QR Code em restaurantes - Getty Images
QR Code em restaurantes Imagem: Getty Images

Gabriela Mendes

Colaboração para Nossa

13/04/2022 04h00

Ninguém nunca imaginou que um simples código de barras daria motivo para tantas controvérsias. Desde o início da pandemia da covid-19, os QR Codes chegaram, ao que tudo indica, para ficar, principalmente no cardápio de restaurantes.

Apesar de terem sido adotados por muitos estabelecimentos, o que ainda se observa é uma grande confusão: de um lado pessoas que não suportam esse tipo de tecnologia e se atrapalham com seus celulares. De outro, aqueles que ficam aliviados pela agilidade de escolher a comida sem ter que esperar o atendente trazer o menu. Mas, afinal, os QR Codes representam mais praticidade ou perrengue para os restaurantes e consumidores?

Nascido no Japão, em 1994, o QR Code ("Quick Response Code" ou "código de resposta rápida") foi criado para rastrear peças de veículos na indústria automotiva. Ele ficou restrito às fábricas até a popularização dos smartphones, em 2010. A partir daí, os códigos em quadradinhos tiveram uma certa fama, principalmente no setor da tecnologia e algumas pessoas até tatuaram a novidade na própria pele, com códigos de barras personalizados. Mas a tendência ficou relativamente morna e os QR Codes não geraram um grande frenesi.

Tudo mudou com o início da crise sanitária, em 2020. De um dia pro outro, as superfícies de contato eram vistas como um grande risco de contaminação e os cardápios de restaurante estavam na lista vermelha, já que passam na mão de várias pessoas. Não havia álcool em gel que aguentasse. A única opção viável, naquele momento, era adotar a versão digital.

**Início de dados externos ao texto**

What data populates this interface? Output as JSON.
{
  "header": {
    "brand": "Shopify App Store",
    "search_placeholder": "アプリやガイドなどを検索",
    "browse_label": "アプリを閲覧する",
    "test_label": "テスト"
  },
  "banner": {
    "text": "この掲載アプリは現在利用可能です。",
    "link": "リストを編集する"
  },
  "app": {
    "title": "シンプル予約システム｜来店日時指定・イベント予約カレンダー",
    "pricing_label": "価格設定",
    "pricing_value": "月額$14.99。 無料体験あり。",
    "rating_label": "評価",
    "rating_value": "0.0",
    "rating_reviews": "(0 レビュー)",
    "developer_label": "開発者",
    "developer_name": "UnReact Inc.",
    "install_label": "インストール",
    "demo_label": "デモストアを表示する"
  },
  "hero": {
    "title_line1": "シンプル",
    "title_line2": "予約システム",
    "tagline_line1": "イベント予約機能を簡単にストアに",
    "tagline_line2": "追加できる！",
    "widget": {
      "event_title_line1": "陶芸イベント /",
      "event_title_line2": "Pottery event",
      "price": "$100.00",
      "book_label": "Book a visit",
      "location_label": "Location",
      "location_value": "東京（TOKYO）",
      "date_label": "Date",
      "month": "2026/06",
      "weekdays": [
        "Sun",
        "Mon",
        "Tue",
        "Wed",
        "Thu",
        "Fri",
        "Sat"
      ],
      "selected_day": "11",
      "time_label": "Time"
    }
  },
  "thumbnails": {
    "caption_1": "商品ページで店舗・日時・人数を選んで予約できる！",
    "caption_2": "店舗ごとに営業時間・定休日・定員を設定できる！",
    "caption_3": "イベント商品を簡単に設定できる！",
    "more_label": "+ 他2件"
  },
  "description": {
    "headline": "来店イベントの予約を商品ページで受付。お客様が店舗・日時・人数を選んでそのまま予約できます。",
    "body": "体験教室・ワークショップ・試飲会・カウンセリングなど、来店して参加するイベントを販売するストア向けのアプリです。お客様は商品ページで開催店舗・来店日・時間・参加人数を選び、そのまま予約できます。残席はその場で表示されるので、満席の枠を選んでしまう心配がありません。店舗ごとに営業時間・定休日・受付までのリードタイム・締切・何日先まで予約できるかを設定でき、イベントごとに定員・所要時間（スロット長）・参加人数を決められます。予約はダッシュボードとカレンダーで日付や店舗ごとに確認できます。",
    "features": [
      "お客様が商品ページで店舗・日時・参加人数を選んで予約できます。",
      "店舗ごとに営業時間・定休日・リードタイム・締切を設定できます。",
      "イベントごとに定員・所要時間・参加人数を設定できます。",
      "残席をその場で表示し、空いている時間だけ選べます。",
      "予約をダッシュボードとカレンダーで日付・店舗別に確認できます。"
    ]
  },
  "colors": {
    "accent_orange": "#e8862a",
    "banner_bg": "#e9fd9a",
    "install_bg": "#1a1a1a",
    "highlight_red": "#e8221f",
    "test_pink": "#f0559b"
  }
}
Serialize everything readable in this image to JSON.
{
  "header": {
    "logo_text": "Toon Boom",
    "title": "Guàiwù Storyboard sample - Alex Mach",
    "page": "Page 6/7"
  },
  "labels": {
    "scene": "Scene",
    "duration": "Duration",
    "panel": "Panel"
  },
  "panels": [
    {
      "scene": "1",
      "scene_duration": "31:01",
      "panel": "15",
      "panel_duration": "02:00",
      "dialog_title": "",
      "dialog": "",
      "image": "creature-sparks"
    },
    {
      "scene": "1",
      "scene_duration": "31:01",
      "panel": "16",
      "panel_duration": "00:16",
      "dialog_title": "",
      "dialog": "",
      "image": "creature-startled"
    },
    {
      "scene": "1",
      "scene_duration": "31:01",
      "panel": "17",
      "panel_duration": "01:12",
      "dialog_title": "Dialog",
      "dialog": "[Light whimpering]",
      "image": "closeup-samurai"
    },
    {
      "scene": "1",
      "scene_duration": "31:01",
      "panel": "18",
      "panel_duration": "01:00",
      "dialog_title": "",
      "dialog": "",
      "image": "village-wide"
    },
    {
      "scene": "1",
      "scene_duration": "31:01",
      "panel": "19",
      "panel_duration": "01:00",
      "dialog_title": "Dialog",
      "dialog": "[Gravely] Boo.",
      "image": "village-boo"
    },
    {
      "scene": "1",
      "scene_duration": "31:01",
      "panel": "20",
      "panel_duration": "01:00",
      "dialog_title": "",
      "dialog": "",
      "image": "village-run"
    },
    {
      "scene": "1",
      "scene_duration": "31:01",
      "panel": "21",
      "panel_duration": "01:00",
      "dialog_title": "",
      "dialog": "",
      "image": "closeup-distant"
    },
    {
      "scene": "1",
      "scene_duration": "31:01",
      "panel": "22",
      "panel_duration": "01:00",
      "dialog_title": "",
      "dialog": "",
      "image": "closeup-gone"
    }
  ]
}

O QR Code nos restaurantes ganhou força total durante a pandemia - Getty Images - Getty Images
O QR Code nos restaurantes ganhou força total durante a pandemia
Imagem: Getty Images

Praticidade aliada à sustentabilidade

Mesmo depois do aumento da vacinação e da baixa de contaminações, muitos restaurantes resolveram adotar os QR Code e abandonar de vez os cardápios de papel. Eles viram que a tecnologia oferece mais praticidade, podendo mudar com facilidade itens e preços no menu, sem ter que fazer uma nova impressão.

Para os consumidores, a principal vantagem é a agilidade de chegar ao restaurante e não precisar esperar o atendente para escolher o prato. Como afirma a designer Ana Luiza Pirá:

A dinâmica do lugar fica muito mais simples. Quando o garçom chega, já sei o que pedir, justamente porque tenho 'livre acesso' ao cardápio. Além de ser mais sustentável, pois não gasta papel, tinta, não precisa ser descartado"

Indo mais além, já existe em muitos lugares cardápios inteligentes que até substituem a função do atendente, como é o caso das redes Starbucks e Pizza Hut. O cliente escaneia o QR Code, escolhe os itens, faz o pedido e paga, tudo em seu smartphone. Rápido e fácil, para quem tem um celular moderno e uma internet rápida, claro.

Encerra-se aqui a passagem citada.